Não é de admirar que as empresas estejam desesperadas atrás de alternativas, assim como a indústria automotiva europeia está apostando nos carros elétricos após ser castigada pelos escândalos de emissão do diesel. O problema é que ainda não há nenhum Elon Musk para apontar o caminho para um futuro de pulmões limpos.

O cigarro eletrônico e seus asseclas se espalharão a uma velocidade incrível até 2021, segundo a Euromonitor, mas ainda assim seu uso será muito inferior ao dos produtos tradicionais de tabaco.

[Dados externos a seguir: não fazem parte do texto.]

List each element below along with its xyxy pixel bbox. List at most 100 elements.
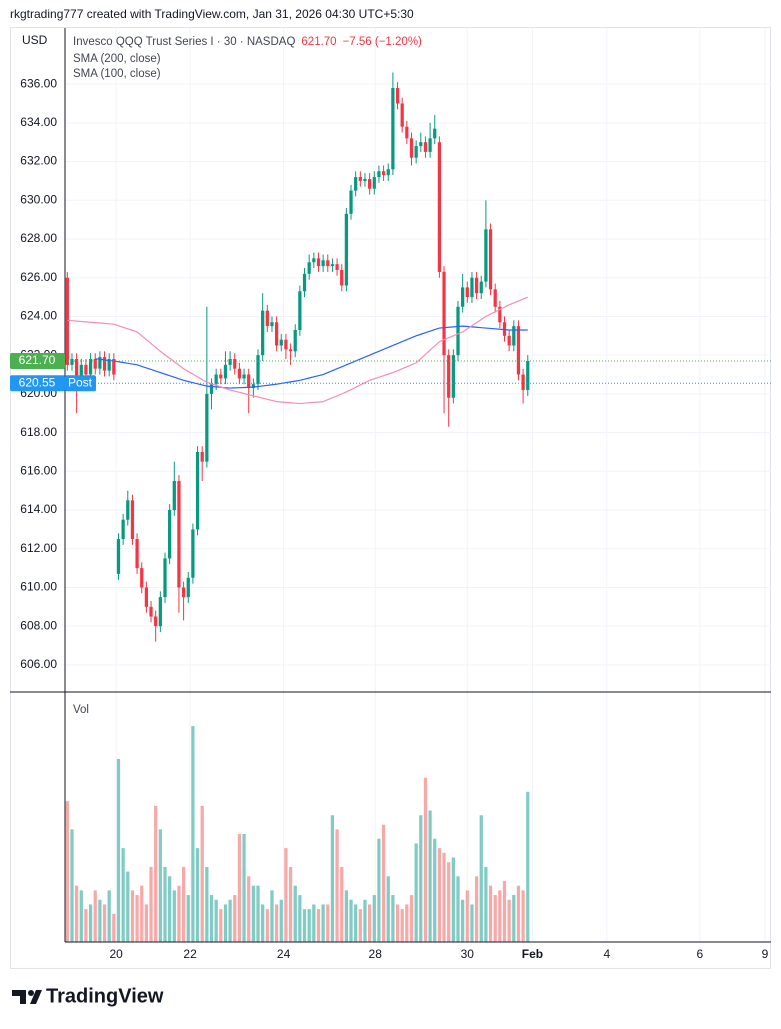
price-tag [65,375,96,392]
volume-bar [391,895,395,942]
y-tick-label: 618.00 [20,425,57,439]
candle-body [400,103,404,127]
candle-body [442,271,446,356]
candle-body [242,374,246,379]
candle-body [428,138,432,152]
volume-bar [205,866,209,942]
volume-bar [423,777,428,942]
x-tick-label: 20 [109,947,123,961]
volume-bar [242,834,246,942]
candle-body [437,142,442,272]
volume-bar [521,890,525,942]
volume-bar [433,838,437,942]
candle-body [521,374,525,391]
candle-body [419,142,423,147]
volume-bar [484,866,488,942]
sma-legend: SMA (100, close) [73,68,161,80]
candle-body [368,178,372,189]
candle-body [116,539,121,574]
candle-body [461,287,465,307]
volume-bar [261,904,265,942]
candle-body [149,606,153,617]
volume-bar [377,838,381,942]
candle-body [274,322,279,346]
volume-bar [437,848,442,942]
candle-body [191,529,195,578]
candle-body [195,451,200,530]
candle-body [163,558,167,598]
volume-bar [516,885,521,942]
volume-bar [354,904,358,942]
candle-body [312,258,316,263]
candle-body [326,260,330,267]
volume-bar [526,791,530,942]
candle-body [219,374,223,379]
volume-bar [274,904,279,942]
candle-body [358,177,362,181]
volume-bar [447,862,451,942]
candle-body [168,510,172,559]
volume-bar [349,899,353,942]
volume-bar [400,909,404,942]
volume-bar [172,890,176,942]
candle-body [135,539,139,569]
x-tick-label: 9 [762,947,769,961]
candle-body [493,289,497,307]
candle-body [251,384,255,389]
volume-bar [65,801,69,942]
candle-body [237,368,242,379]
x-tick-label: 24 [277,947,291,961]
candle-body [302,273,307,292]
candle-body [488,229,493,290]
candle-body [344,213,349,286]
volume-bar [144,904,149,942]
volume-bar [451,857,455,942]
candle-body [377,171,381,178]
candle-body [405,126,409,139]
candle-body [154,616,158,627]
volume-bar [209,895,214,942]
candle-body [335,264,339,270]
volume-bar [135,895,139,942]
volume-bar [507,899,511,942]
candle-body [107,359,111,371]
volume-bar [121,848,125,942]
volume-bar [233,895,237,942]
volume-bar [409,895,414,942]
candle-body [186,577,190,598]
volume-bar [335,829,339,942]
volume-bar [512,895,516,942]
y-tick-label: 634.00 [20,115,57,129]
price-tag [10,352,65,369]
volume-bar [256,885,260,942]
candle-body [209,384,214,394]
candle-body [349,190,353,214]
volume-bar [270,890,274,942]
price-tag [10,375,65,392]
candle-body [233,359,237,369]
volume-bar [126,871,130,942]
volume-bar [140,885,144,942]
volume-bar [237,834,242,942]
candle-body [498,306,502,323]
candle-body [479,281,483,294]
price-tag-label: 621.70 [19,353,56,367]
volume-bar [219,909,223,942]
candle-body [205,393,209,462]
x-tick-label: 30 [461,947,475,961]
candle-body [386,169,390,176]
candle-body [270,322,274,327]
candle-body [279,339,283,346]
volume-bar [88,904,93,942]
y-tick-label: 636.00 [20,76,57,90]
volume-bar [107,890,111,942]
volume-bar [284,848,288,942]
candle-body [451,355,455,398]
candle-body [423,142,428,152]
candle-body [321,260,325,267]
candle-body [88,359,93,375]
volume-bar [363,899,367,942]
candle-body [223,364,228,379]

O mais preocupante para o setor é saber quão rentáveis serão os novos produtos em comparação com os cigarros tradicionais. As informações sobre margens são escassas, mas a British American Tobacco oferece dados que parecem mostrar as vantagens financeiras de seus produtos de tabaco aquecido e de vapor, vendidos no Japão, na Alemanha e na Polônia.

Os dados mostram que os sistemas eletrônicos parecem muito mais rentáveis quando os cálculos de margem se baseiam nos preços de varejo. Suas margens brutas, quando analisadas dessa forma, variam de 27 por cento a 36 por cento, contra 6 por cento a 14 por cento no caso dos produtos tradicionais de tabaco.

Mas este não é um indicador muito útil das margens reais de lucro. A maior parte do preço final de venda de um maço de cigarros é constituída de impostos, mas no caso dos novos produtos essa fatia é bastante insignificante.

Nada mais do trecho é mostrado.